I just had a disturbing conversation with a Senior OVM Manager. I've had an SR open for a few days (the second SR on this issue) about a storage rescan (looking for new Fibre Channel LUNs presented) causing OVS servers to reboot. I did a rescan and then the servers rebooted, killing all their guests.
The manager just told me that this is expected behavior. If you have any IO going on on the system and initiate a rescan, it may cause a reboot. In order to mitigate this, you need to shut down your entire environment every time you add or remove storage.
I have requested documentation backing up this assertion and haven't gotten it yet. Am I crazy to think this answer is blatantly incorrect? Are people actually bringing their entire environment offline to add or remove storage?
This is 2013, right? :-)
While I agree with you, your VM server should NOT reboot. I've seen it happened before without virutalization. I even had a issue this past week were a native Redhat client refused to see a new LUN from a EMC array and it was running the latest version of powerpath. I ended up having to reboot the server. A LUN rescan can be disruptive. While, I've never had it happen to me. I can see were it might happen.
In a production environment, I would recommend you live migrate your VM guests to another server in your cluster before running a rescan on that server. You can then move the guests back after a rescan. That way you can void the potential issue.
You have a "rescan physical disks" option on your individual servers. You can run a "refresh" from the "storage" perspective but this will take place on the admin servers you set. You do have to run "refresh" sometimes to add a repository type connection but not for pass through connections. It just depends on which you are doing. I should have made that distinction. Sorry.
I had the same problem with VNX on 3.1.1. With iSCSI works perfect, however with FC sometimes it'is trick.
When you full rescan on OVM Manager, for some reason it issues a lip on fc_host with can causes the reboot.
By that time , I had SR (as usual, works for nothing ...) that come to /dev/null.
I found a work-around to fix the problem; scanning the disk on each host, worked for me.
Set ssh keys between the server to avoid logins. (fix host1,host2 ... hostN to your proper config).

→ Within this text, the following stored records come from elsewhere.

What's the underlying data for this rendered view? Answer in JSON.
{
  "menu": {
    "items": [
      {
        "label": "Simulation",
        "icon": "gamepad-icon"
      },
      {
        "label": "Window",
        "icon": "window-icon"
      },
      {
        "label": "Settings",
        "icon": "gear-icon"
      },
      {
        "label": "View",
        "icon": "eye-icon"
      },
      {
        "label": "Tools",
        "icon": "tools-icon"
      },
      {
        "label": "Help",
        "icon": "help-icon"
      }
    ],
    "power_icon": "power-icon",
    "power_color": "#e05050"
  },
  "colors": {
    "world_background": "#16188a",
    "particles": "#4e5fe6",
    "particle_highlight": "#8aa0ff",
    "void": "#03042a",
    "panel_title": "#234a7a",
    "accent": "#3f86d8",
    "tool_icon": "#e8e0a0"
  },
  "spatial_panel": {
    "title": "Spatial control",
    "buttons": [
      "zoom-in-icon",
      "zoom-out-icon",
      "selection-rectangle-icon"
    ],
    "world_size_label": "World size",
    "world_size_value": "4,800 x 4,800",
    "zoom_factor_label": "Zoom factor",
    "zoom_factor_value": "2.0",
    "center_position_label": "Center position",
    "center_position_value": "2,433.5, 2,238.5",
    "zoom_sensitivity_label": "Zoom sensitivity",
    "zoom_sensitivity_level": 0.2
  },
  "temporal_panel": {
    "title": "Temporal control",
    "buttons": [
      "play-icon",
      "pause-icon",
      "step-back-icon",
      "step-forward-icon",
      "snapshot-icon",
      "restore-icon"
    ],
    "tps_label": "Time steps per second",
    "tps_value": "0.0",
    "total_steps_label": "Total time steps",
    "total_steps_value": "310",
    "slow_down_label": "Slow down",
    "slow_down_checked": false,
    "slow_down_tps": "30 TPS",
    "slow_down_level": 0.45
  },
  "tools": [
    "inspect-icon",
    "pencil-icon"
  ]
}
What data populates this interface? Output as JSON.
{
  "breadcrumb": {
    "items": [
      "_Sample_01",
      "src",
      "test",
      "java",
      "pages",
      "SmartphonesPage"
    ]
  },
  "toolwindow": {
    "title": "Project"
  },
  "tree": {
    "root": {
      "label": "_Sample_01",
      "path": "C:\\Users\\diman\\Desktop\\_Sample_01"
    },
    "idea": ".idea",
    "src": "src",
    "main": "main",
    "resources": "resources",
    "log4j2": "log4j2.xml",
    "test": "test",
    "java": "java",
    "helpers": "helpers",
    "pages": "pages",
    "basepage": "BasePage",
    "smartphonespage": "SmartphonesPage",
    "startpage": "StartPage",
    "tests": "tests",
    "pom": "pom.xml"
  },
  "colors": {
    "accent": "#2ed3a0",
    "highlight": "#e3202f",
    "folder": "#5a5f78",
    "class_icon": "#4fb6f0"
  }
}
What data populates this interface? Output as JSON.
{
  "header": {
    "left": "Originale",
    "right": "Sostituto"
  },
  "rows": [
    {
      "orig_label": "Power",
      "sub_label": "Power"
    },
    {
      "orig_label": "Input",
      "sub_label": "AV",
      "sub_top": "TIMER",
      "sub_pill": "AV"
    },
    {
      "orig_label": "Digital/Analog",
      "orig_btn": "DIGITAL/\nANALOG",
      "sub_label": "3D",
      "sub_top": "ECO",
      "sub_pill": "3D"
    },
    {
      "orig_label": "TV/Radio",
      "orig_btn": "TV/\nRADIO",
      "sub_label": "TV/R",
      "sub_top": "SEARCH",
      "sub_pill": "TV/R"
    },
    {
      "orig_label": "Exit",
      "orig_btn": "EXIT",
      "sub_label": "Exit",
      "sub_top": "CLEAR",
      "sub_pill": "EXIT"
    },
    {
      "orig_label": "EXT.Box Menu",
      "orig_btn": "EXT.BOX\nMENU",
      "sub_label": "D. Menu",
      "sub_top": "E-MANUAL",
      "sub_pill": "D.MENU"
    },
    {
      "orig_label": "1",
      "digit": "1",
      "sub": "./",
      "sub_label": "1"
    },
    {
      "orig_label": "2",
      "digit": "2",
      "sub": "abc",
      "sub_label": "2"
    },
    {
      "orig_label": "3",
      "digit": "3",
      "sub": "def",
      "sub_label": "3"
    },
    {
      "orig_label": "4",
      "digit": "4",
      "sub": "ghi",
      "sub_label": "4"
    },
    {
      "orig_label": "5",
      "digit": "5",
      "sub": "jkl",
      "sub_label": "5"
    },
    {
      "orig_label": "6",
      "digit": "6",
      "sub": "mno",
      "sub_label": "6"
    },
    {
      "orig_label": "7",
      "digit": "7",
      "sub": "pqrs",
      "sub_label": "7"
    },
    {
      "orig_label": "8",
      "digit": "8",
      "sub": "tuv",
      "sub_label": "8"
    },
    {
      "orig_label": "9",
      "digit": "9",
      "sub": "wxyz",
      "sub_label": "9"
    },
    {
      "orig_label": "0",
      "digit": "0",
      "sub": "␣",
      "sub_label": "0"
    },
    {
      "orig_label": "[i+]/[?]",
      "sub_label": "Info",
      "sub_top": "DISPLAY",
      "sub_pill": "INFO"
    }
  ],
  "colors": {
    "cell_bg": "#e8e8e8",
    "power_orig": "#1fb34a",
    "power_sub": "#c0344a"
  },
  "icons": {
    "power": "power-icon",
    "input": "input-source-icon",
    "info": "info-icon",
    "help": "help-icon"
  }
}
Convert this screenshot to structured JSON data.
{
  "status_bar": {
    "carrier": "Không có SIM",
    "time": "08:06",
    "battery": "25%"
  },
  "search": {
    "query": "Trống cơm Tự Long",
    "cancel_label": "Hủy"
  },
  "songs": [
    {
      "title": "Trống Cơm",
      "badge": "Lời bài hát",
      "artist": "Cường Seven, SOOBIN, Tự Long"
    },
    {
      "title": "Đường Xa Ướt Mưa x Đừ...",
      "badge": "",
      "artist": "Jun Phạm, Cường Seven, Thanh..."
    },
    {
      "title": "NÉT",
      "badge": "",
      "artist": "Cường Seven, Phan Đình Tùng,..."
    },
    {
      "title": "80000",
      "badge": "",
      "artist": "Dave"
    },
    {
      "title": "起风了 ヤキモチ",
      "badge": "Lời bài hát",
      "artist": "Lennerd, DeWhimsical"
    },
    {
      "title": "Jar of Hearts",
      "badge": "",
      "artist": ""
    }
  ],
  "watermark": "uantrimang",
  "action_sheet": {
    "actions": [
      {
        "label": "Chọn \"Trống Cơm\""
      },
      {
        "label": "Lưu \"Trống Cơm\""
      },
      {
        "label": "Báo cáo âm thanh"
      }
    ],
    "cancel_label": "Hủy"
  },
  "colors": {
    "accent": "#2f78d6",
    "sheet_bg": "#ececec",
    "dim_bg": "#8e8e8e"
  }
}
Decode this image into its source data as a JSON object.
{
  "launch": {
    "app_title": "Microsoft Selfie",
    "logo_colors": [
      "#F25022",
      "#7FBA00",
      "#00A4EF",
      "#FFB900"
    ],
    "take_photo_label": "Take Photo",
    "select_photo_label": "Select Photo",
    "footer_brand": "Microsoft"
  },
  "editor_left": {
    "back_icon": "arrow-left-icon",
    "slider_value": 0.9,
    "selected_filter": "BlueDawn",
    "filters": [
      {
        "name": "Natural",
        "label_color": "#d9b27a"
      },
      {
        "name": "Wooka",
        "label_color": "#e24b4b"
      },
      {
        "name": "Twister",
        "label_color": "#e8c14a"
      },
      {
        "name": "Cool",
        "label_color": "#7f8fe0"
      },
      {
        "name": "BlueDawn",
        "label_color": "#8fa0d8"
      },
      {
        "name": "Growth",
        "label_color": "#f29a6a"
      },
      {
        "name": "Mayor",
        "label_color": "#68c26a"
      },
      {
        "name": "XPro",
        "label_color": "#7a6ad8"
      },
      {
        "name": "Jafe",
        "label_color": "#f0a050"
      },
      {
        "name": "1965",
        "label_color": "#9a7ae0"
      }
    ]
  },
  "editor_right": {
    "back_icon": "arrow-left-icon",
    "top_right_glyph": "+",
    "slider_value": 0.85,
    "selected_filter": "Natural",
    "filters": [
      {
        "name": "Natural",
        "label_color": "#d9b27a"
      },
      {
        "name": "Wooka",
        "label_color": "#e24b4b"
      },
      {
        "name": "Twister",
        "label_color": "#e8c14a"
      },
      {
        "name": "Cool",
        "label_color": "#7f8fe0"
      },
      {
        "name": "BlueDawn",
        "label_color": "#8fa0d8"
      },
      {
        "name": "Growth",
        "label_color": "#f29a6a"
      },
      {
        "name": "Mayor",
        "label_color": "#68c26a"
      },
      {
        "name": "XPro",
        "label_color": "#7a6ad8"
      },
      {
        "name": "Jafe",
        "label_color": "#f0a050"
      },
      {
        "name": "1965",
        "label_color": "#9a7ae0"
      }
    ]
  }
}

host_list=(IP1 IP2 IP3 ... IPN)
for (( i=0;i<$count;i++)); do
ssh $HOST echo "- - -" > /sys/class/scsi_host/host1/scan
ssh $HOST echo "- - -" > /sys/class/scsi_host/host2/scan
EMC decided a long time ago to use their own product for multipathing. EMC does not work well with most native MPIOs. I wouldn't even consider trying to run FC connections to any OS without powerpath. Just try to find supported mulipther configs for most linux distributions... Even if you can find one... expect your logs to fill up on your servers from all the nonsense errors generated.